Described as “every inch a Dominican”, Fr Francis Stephen Kenelm Foster OP was a noted scholar, outstanding preacher and beloved as both brother and pastor.  He was born on 26th December, 1910 in colonial India, where his father, a Catholic convert, served as a High Court judge.  It was in Florence, however, that the young Kenelm was brought up by his maternal grandmother.

Fr Bede Jarrett OP
Moving again, he attended prep school in Brighton, before going to Downside.  Downside played host to a seminal event in his life when he heard Fr. Bede Jarrett OP preach a retreat.
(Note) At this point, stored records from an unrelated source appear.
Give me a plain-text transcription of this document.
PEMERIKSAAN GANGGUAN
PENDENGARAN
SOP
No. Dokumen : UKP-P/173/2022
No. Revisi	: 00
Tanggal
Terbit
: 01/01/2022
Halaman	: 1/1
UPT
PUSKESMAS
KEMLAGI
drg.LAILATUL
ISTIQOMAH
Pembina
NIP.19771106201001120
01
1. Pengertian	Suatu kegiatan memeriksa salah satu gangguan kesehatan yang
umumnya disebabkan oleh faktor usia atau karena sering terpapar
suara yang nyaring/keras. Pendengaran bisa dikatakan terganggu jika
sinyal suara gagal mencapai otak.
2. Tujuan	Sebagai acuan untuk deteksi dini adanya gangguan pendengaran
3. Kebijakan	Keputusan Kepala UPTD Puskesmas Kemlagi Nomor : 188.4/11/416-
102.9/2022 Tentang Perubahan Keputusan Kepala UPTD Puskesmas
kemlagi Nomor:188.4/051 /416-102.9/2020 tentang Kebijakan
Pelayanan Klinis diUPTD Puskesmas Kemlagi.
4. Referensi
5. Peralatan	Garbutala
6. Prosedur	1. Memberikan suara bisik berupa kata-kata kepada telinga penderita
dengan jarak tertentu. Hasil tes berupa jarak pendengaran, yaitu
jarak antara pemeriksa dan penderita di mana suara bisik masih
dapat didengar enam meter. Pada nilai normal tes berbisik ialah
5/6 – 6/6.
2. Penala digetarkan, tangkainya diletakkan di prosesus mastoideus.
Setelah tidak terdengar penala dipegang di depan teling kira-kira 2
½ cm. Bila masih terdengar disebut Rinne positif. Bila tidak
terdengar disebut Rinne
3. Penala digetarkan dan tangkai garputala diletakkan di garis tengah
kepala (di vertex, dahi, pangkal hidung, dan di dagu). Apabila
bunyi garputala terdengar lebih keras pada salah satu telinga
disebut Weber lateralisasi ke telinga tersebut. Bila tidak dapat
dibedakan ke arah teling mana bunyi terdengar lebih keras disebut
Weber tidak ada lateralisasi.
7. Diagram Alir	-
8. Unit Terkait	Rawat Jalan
After Downside, Kenelm went up to Christ’s College, Cambridge, on a scholarship, and it was during these undergraduate years that he was introduced to the study of Dante by Professor Edward Bullough, benefactor of the Cambridge Priory and Father of Fr Sebastian Bullough OP.  At the end of his studies, Kenelm gained a First and was offered a Fellowship, which he declined: he was intent on joining the Order of Preachers.

Dante Alighieri
Kenelm’s early Dominican life took the usual path: he entered the Novitiate at Woodchester in 1934 at the age of 24; he made his profession on 28th September 1935; and, he was ordained priest on 14th July 1940.  After serving as Curate at Holy Cross, Leicester, he was elected to a lectureship in the Department of Italian Studies at Cambridge University, later being appointed to Reader in Italian.  Amongst his many interests, two stand out: the lives and works of St Thomas Aquinas and Alighieri Dante, publishing important works about both including The Life of Saint Thomas Aquinas, God’s Tree, and The Two Dantes. Before he retired in 1979, amongst the many accolades he received, Fr Kenelm was appointed Master in Sacred Theology by the Master of the Order, one of the greatest honours for any Dominican.

He died on 6th February 1986, aged 75, after 50 years profession as a Dominican. His beloved Thomas summed up the Dominican mission as contemplata aliis tradere: to give to others the fruit of contemplation. In his scholarship, preaching and ministry, Fr. Kenelm was faithful to his mentor’s words. Requiescat in pace.